Dr. Richard Lathrop in Southampton Island, Nunavut.


“It took many person-hours over many years of intensive field surveys to find the several dozen occupied Red Knot nests that we located and documented,” says team leader Niles. Lead author on The Condor paper, Lathrop explains “Using the power of satellite remote sensing, data mining analysis, and geospatial modeling, we were able to extrapolate from the field and radio-telemetry surveys to map potential nesting habitat for these birds across wide expanses of the Canadian Arctic. These same tools and techniques could be applied to advance our knowledge about other Arctic-nesting shorebirds.”

The study shows that there are more than 74,000 square kilometers of suitable rufa Red Knot habitat across their Central Arctic breeding range–enough space for at least that many breeding pairs, assuming one square kilometer of territory per nest.

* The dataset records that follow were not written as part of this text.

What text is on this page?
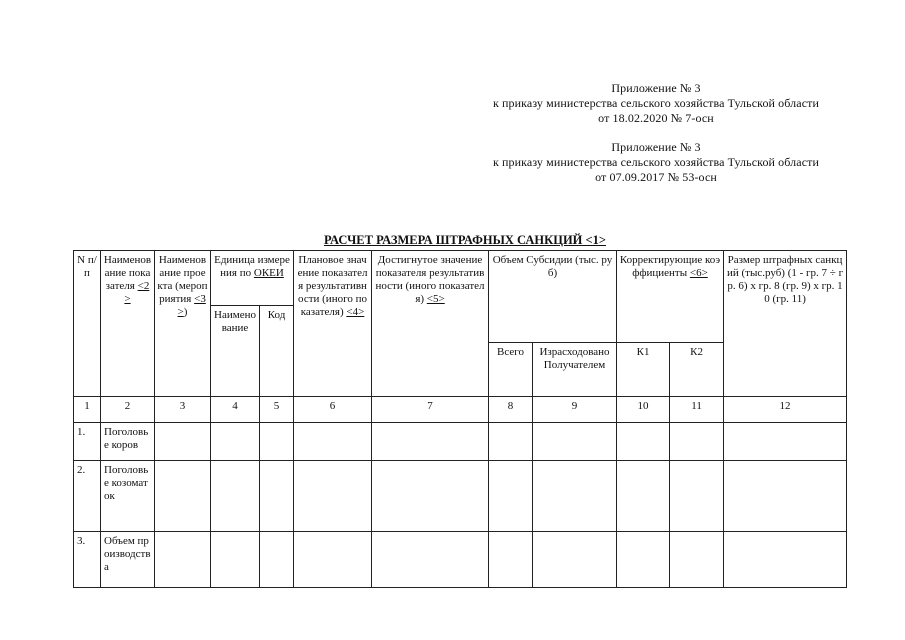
Приложение № 3
к приказу министерства сельского хозяйства Тульской области
от 18.02.2020 № 7-осн
Приложение № 3
к приказу министерства сельского хозяйства Тульской области
от 07.09.2017 № 53-осн
РАСЧЕТ РАЗМЕРА ШТРАФНЫХ САНКЦИЙ <1>
N п/п	Наименование показателя <2>	Наименование проекта (мероприятия <3>)	Единица измерения по ОКЕИ		Плановое значение показателя результативности (иного показателя) <4>	Достигнутое значение показателя результативности (иного показателя) <5>	Объем Субсидии (тыс. руб)		Корректирующие коэффициенты <6>		Размер штрафных санкций (тыс.руб) (1 - гр. 7 ÷ гр. 6) х гр. 8 (гр. 9) х гр. 10 (гр. 11)
			Наименование	Код							
							Всего	Израсходовано Получателем	К1	К2	
1	2	3	4	5	6	7	8	9	10	11	12
1.	Поголовье коров										
2.	Поголовье козоматок										
3.	Объем производства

Since the entire population currently numbers only around 42,000 individuals, it’s unlikely that a lack of available breeding habitat is contributing to the species’ decline; knots’ problems must lie elsewhere. However, suitable breeding conditions for a number of Arctic shorebirds, including knots, are predicted to shift and decline in coming decades due to climate change.

“Implementing effective conservation actions for long-distance migrant birds often involves the systematic elimination of insignificant factors to identify important biotic and abiotic contributors to population dynamics,” adds Brad Andres, National Coordinator for the U.S. Fish and Wildlife Service’s Shorebird Conservation Plan, who was not involved in the study. “For the first time, Lathrop and his colleagues have described environmental conditions conducive for nesting by rufa Red Knots and provide evidence that breeding ground habitats are likely not limiting the recovery of the population. Their work also furnishes a baseline to evaluate the ability of a changing Arctic climate to provide breeding habitat for this shorebird of high conservation concern.”

Mapping and modeling the breeding habitat of the Red Knot, Calidris canutus, at landscape and regional scales was published August 1, 2018, at BioOne, The Condor 120(3):650-665. 2018.